The Neverland that’s imagined here is an urban adventure playground, the walls full of holes and sprayed with graffiti. The Lost Boys are scavengers, clutching their teddies, in a world where bicycle pumps can become pretend walkie-talkies, tin cans a telephone and scraps of corrugated iron the body of the Hook-hungry crocodile. The production sweeps aside the traditional Edwardian bric-a-brac in favour of an aesthetic that’s barer and 1970s in feel. Peter pedals about on a Chopper bike; the place resounds to reggae beat; a Carpenters’ number provides the accompaniment to the show’s loveliest sequence. But director Sally Cookson’s account – which began life at the Bristol four years ago and now re-emerges as the National’s family Christmas in this revised version, devised by the Companies – remains remarkably true to the spirit of JM Barrie’s original.
I don’t think that I have seen the crossover appeal of the piece, with its uncanny ability to enter into a child’s love of adventure and its melancholy awareness of the penalties of refusing to grow up, communicated more powerfully. The production ups the ante on what is playful and what is piercing. It augments the sense of magic that the flying scenes draw witty attention to the stage-craft involved, as the characters attach themselves to harnesses and are hoisted upwards or swing out over the stalls assisted by crew members who swarm over the scaffolding at the sides to act as counterweights. Saturday nights at the Lost Boys’ den become a cheeky nod to Strictly: Peter and Wendy start off shuffling awkwardly to “Close To You” and then rise elatingly to the occasion in lyrical airborne lunges at each other.
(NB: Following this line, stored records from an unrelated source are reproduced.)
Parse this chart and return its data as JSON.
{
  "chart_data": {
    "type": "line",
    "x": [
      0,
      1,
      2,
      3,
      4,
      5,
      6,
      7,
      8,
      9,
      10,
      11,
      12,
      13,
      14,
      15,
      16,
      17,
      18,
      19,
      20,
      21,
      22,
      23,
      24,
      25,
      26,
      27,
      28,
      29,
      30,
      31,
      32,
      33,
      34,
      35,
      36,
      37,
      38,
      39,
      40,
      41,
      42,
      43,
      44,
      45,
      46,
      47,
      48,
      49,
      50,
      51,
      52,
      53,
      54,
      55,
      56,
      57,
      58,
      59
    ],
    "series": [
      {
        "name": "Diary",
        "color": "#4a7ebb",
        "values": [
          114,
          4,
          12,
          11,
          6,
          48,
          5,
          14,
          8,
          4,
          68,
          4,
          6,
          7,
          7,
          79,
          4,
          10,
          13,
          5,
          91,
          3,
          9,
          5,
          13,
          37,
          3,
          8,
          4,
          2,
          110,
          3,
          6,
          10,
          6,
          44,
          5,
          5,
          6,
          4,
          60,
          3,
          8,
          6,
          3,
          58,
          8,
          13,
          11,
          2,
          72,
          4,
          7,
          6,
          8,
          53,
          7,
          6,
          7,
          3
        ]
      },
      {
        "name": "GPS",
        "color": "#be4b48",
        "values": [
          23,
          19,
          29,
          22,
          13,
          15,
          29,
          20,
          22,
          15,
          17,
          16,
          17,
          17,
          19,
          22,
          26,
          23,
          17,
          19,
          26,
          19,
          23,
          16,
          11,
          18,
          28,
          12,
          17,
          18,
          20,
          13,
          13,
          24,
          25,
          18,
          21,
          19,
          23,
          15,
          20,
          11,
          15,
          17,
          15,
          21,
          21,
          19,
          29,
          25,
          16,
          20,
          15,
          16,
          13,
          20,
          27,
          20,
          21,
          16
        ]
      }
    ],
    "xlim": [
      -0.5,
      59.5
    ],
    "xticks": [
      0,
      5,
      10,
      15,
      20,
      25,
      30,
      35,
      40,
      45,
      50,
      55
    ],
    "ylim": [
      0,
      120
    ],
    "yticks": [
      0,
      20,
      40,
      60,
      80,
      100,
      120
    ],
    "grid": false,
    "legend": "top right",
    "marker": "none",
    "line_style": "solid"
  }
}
At the same time, Cookson offers penetrating psychological touches. With his spiky hair and bottle-green Drop Dead Fred-style suit, Paul Hilton’s excellent Pan radiates cocky charisma and a certain sulky desperation. The arrested adolescent look deepens our appreciation of how undeveloped Peter is emotionally. He narks Madeleine Worrall’s fine Wendy by his inability to see that there might be a serious side to their adult make-believe. When he refuses to join the mooted expedition back to London, he curls up miserably in the skip of a leftover pram, hurling out the pile of teddy bears to make room in defensive fury.
In this version’s most audacious and suggestive stroke, there’s a female Captain Hook who is doubled with Mrs Darling. Standing in for Sophie Thompson who broke her wrist during rehearsal, Anna Francolini is a magnificently frightening and pathetic crone with black wig concealing baldness, bejewelled teeth, no compunction about slitting the stomach of a teddy-harbouring pirate and a warped obsession with Pan, whom she pronounces “scrummy” when she gazes upon his sleeping form. It’s a twist that emphasises how fiercely Peter is opposed to the idea of mothers and their demands – the maternal principle is his deadliest enemy – and here there’s an interpolation from the later story Peter Pan in Kensington Gardens that goes some way towards explaining why. Warmly recommended.